Mississippi was in the news this past week for its referendum on amending the state constitution to use conception as the threshold of legal personhood. That referendum elicited considerable amounts of commentary, but most commentators got a couple things wrong, especially the idea that the referendum would put an end to abortion in that state.
Using conception as the threshold of personhood would not override women’s right to abortions, because Constitutional Law overrides that legislative decision.
In fact, Illinois currently has on its statutes exactly the standard that Mississippi was debating.
Illinois law uses conception as the threshold of personhood and it specifically says that if Roe V. Wade is overturned, the State will forbid abortions except for the “preservation of the mother’s life.”
For those interested in the statute, here it is: “Without in any way restricting the right of privacy of a woman or the right of a woman to an abortion under those decisions, the General Assembly of the State of Illinois do solemnly declare and find in reaffirmation of the longstanding policy of this State, that the unborn child is a human being from the time of conception and is, therefore, a legal person for purposes of the unborn child's right to life and is entitled to the right to life from conception under the laws and Constitution of this State. Further, the General Assembly finds and declares that longstanding policy of this State to protect the right to life of the unborn child from conception by prohibiting abortion unless necessary to preserve the life of the mother is impermissible only because of the decisions of the United States Supreme Court and that, therefore, if those decisions of the United States Supreme Court are ever reversed or modified or the United States Constitution is amended to allow protection of the unborn then the former policy of this State to prohibit abortions unless necessary for the preservation of the mother's life shall be reinstated. (720 ILCS 510 ).
So, Illinois is making a symbolic gesture here, to override most abortions, but the threshold it uses does not override decisions by the constitutional court, and the same would have been true of the Mississippi’s change to its Constitution (had it passed).
Illinois does not itself take its own statute seriously in regard to all matters that pertain to personhood outside abortion. It does not, for example, count frozen embryos as persons entitled to legal representation. It does not forbid human embryonic research. It does not treat the destruction of human embryos as a kind of murder.

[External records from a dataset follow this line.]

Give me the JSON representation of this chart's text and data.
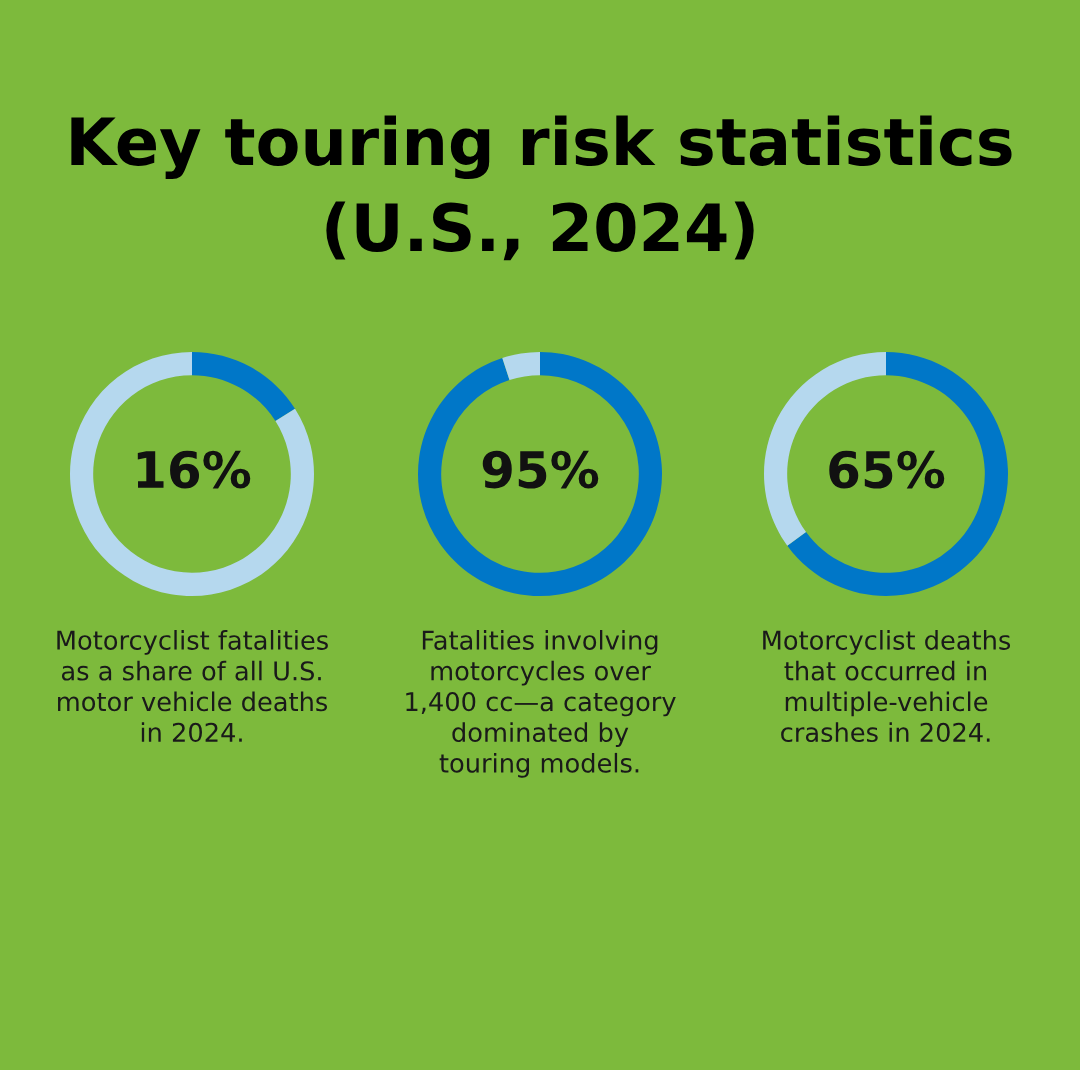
{
  "chart_data": [
    {
      "type": "donut",
      "title": "Key touring risk statistics\n(U.S., 2024)",
      "categories": [
        null,
        null
      ],
      "values": [
        16,
        84
      ],
      "colors": [
        "#0077c8",
        "#b5d8ee"
      ],
      "value_labels": [
        "16%",
        null
      ],
      "annotations": [
        "Motorcyclist fatalities\nas a share of all U.S.\nmotor vehicle deaths\nin 2024."
      ],
      "legend": false
    },
    {
      "type": "donut",
      "categories": [
        null,
        null
      ],
      "values": [
        95,
        5
      ],
      "colors": [
        "#0077c8",
        "#b5d8ee"
      ],
      "value_labels": [
        "95%",
        null
      ],
      "annotations": [
        "Fatalities involving\nmotorcycles over\n1,400 cc—a category\ndominated by\ntouring models."
      ],
      "legend": false
    },
    {
      "type": "donut",
      "categories": [
        null,
        null
      ],
      "values": [
        65,
        35
      ],
      "colors": [
        "#0077c8",
        "#b5d8ee"
      ],
      "value_labels": [
        "65%",
        null
      ],
      "annotations": [
        "Motorcyclist deaths\nthat occurred in\nmultiple-vehicle\ncrashes in 2024."
      ],
      "legend": false
    }
  ]
}
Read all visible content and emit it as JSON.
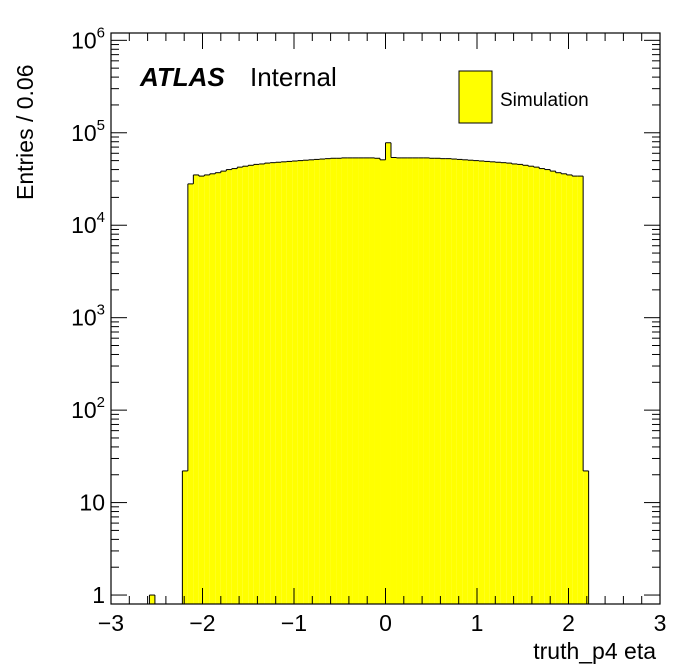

There is a difference when it comes to Illinois law and what Mississippi was proposing. Mississippi wanted to have its Constitution make the declaration that human beings come into existence for legal purposes at conception, as against Illinois making that declaration by statute. What surely would have followed in Mississippi would be years of litigation to figure out exactly what that declaration of personhood meant. I don’t assume in advance that it would stop all abortions or human embryo research, but it surely would have triggered litigation galore to figure out how it applied the entire domain in which ‘personhood’ is legally relevant.